Alterações em alíquotas do IOF produzem, automaticamente, elevações ou reduções de arrecadação. Daí ser difícil determinar se a mudança objetivou mexer com a receita ou teve apenas caráter regulatório, de ajuste nas condições econômicas. Este é o centro do embate do momento entre Executivo e Legislativo.

Alterações em alíquotas do IOF afetam todas as operações financeiras, das mais sofisticadas estruturações de derivativos até as mais corriqueiras, como os empréstimos pessoais e as compras com cartão de crédito. Embora a maior parte das operações afetadas por mudanças no IOF atinjam pessoas (e empresas) de maior poder aquisitivo, se pobres contraem empréstimos ou usam cartões de crédito também são prejudicados.

Vigente, sob diversos formatos, em número grande de países, sejam os mais ricos ou, sobretudo, emergentes, o IOF é um tributo crescentemente criticado em fóruns econômicos internacionais.
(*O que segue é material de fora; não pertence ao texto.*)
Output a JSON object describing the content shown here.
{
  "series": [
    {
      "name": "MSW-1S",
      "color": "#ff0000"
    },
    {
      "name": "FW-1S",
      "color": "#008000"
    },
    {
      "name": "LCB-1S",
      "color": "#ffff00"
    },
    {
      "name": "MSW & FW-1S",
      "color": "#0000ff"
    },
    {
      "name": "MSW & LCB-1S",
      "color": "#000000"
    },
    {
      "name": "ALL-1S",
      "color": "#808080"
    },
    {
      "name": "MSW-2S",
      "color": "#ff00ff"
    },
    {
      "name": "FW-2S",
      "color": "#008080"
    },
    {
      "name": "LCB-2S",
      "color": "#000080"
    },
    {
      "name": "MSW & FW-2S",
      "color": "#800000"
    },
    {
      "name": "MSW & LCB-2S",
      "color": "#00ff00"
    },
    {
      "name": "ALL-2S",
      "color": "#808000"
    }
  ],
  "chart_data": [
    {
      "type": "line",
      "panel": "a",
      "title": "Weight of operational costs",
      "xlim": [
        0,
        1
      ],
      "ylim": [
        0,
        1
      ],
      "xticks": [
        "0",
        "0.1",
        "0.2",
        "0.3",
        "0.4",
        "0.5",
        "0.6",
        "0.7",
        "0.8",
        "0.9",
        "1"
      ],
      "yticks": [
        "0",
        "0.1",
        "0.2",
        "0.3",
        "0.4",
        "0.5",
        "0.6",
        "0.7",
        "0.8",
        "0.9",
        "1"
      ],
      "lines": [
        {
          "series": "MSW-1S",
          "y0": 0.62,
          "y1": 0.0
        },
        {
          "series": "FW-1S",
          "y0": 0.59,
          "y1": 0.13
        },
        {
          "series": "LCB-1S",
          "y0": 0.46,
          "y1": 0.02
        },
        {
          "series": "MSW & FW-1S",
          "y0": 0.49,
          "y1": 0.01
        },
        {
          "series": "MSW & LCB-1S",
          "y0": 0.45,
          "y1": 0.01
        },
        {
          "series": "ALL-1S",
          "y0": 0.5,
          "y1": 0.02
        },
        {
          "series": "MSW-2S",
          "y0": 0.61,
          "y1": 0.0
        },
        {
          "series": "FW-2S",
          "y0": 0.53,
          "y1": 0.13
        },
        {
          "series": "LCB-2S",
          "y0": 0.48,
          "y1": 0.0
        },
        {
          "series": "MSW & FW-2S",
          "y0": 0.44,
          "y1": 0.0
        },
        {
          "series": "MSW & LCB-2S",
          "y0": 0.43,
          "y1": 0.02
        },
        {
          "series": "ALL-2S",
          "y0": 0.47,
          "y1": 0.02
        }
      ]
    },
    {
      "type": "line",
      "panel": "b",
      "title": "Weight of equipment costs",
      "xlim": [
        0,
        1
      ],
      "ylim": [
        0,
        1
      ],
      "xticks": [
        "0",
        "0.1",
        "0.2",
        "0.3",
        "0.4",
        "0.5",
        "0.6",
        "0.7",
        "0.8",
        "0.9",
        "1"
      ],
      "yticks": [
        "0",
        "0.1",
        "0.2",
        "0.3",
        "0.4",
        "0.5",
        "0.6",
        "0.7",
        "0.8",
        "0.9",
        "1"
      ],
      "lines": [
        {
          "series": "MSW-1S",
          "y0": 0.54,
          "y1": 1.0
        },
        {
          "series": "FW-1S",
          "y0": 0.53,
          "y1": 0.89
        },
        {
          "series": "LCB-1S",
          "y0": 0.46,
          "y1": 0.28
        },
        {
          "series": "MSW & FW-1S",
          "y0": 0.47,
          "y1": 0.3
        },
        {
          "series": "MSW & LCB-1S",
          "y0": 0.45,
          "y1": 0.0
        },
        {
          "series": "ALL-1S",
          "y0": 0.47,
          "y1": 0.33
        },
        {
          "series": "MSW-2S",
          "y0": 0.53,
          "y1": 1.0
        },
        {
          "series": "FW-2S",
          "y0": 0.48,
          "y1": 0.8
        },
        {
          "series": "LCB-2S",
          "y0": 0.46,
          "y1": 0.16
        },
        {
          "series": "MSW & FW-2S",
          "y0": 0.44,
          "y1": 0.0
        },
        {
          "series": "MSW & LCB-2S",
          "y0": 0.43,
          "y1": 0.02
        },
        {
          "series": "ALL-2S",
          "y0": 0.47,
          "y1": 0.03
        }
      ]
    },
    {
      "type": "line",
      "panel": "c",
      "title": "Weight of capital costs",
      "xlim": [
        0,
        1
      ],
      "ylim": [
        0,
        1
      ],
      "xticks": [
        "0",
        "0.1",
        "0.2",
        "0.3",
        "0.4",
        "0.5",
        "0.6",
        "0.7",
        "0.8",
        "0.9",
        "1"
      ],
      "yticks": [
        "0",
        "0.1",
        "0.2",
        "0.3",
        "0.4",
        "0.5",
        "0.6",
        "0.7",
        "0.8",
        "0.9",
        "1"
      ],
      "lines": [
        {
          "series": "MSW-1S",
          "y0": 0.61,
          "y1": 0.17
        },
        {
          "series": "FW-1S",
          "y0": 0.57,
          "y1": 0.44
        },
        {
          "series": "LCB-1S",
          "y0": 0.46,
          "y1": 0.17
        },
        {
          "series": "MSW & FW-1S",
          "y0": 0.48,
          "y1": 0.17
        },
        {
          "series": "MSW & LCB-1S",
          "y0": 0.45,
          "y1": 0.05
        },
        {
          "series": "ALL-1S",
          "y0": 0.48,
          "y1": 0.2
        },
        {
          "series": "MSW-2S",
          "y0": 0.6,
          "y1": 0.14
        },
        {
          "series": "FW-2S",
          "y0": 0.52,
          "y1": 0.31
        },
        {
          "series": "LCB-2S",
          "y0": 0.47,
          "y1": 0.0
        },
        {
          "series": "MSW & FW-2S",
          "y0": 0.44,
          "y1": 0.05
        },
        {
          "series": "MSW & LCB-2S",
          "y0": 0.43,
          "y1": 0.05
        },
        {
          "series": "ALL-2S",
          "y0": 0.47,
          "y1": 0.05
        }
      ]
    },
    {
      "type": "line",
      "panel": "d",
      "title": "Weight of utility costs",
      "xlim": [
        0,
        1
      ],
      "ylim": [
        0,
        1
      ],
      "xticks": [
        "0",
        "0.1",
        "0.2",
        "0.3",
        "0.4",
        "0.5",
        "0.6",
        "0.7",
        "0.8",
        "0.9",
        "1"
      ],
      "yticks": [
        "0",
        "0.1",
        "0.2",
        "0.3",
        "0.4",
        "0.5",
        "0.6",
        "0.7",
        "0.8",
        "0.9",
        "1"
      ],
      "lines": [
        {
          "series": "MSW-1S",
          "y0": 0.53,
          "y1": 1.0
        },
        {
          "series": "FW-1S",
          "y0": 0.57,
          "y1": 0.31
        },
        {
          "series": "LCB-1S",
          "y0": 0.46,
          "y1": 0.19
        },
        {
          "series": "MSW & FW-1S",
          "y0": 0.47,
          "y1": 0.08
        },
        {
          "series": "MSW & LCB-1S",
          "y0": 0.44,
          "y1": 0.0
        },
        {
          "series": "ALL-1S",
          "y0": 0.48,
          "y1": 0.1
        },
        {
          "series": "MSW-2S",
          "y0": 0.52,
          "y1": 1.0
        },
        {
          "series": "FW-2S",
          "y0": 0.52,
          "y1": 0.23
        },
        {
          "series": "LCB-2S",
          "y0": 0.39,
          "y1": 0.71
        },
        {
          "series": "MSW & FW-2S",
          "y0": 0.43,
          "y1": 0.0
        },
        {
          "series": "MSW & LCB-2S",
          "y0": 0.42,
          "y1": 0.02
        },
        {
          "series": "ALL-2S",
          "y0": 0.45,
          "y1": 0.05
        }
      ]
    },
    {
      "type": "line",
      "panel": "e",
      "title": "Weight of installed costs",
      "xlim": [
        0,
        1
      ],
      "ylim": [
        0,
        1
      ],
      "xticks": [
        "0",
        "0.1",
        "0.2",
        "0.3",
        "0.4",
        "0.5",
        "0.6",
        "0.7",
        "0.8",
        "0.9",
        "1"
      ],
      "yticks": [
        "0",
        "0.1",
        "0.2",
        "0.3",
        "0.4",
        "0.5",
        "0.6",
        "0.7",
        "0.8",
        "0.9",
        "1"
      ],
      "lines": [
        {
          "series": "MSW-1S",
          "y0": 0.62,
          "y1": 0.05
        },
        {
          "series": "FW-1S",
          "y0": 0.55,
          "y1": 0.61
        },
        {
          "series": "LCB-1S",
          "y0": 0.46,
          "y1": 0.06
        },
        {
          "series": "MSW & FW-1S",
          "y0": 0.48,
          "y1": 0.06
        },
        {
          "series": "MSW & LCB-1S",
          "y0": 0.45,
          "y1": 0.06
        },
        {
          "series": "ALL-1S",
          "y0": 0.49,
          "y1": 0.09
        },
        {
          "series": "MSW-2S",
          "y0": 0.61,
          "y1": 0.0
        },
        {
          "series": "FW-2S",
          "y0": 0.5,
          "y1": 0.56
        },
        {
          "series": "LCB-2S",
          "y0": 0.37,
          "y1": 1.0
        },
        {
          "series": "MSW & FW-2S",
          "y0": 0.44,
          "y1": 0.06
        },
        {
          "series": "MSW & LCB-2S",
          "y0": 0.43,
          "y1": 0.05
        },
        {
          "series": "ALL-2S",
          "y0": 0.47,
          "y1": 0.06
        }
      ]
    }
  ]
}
A recomendação para que seja eliminado decorre de duas constatações em relação às elevações do imposto.

A primeira é que as mexidas no tributo mantêm em vigor sombras do indesejado controle de capitais externos. Como ferramenta de controle de capitais, o IOF é mal visto pela OCDE (Organização para Cooperação e Desenvolvimento Econômico). No processo de ingresso no chamado "clube dos países ricos" —que tem aceito cada vez mais emergentes em suas fileiras —, o Brasil se comprometeu a zerar alíquotas de IOF até 2028.

A outra rejeição do IOF, mais concreta, se prende ao fato de que elevações do tributo, mesmo quando usadas para robustecer políticas monetárias restritivas de combate à inflação, encarecem o crédito, colaborando, em consequência, para inibir a atividade econômica e o emprego.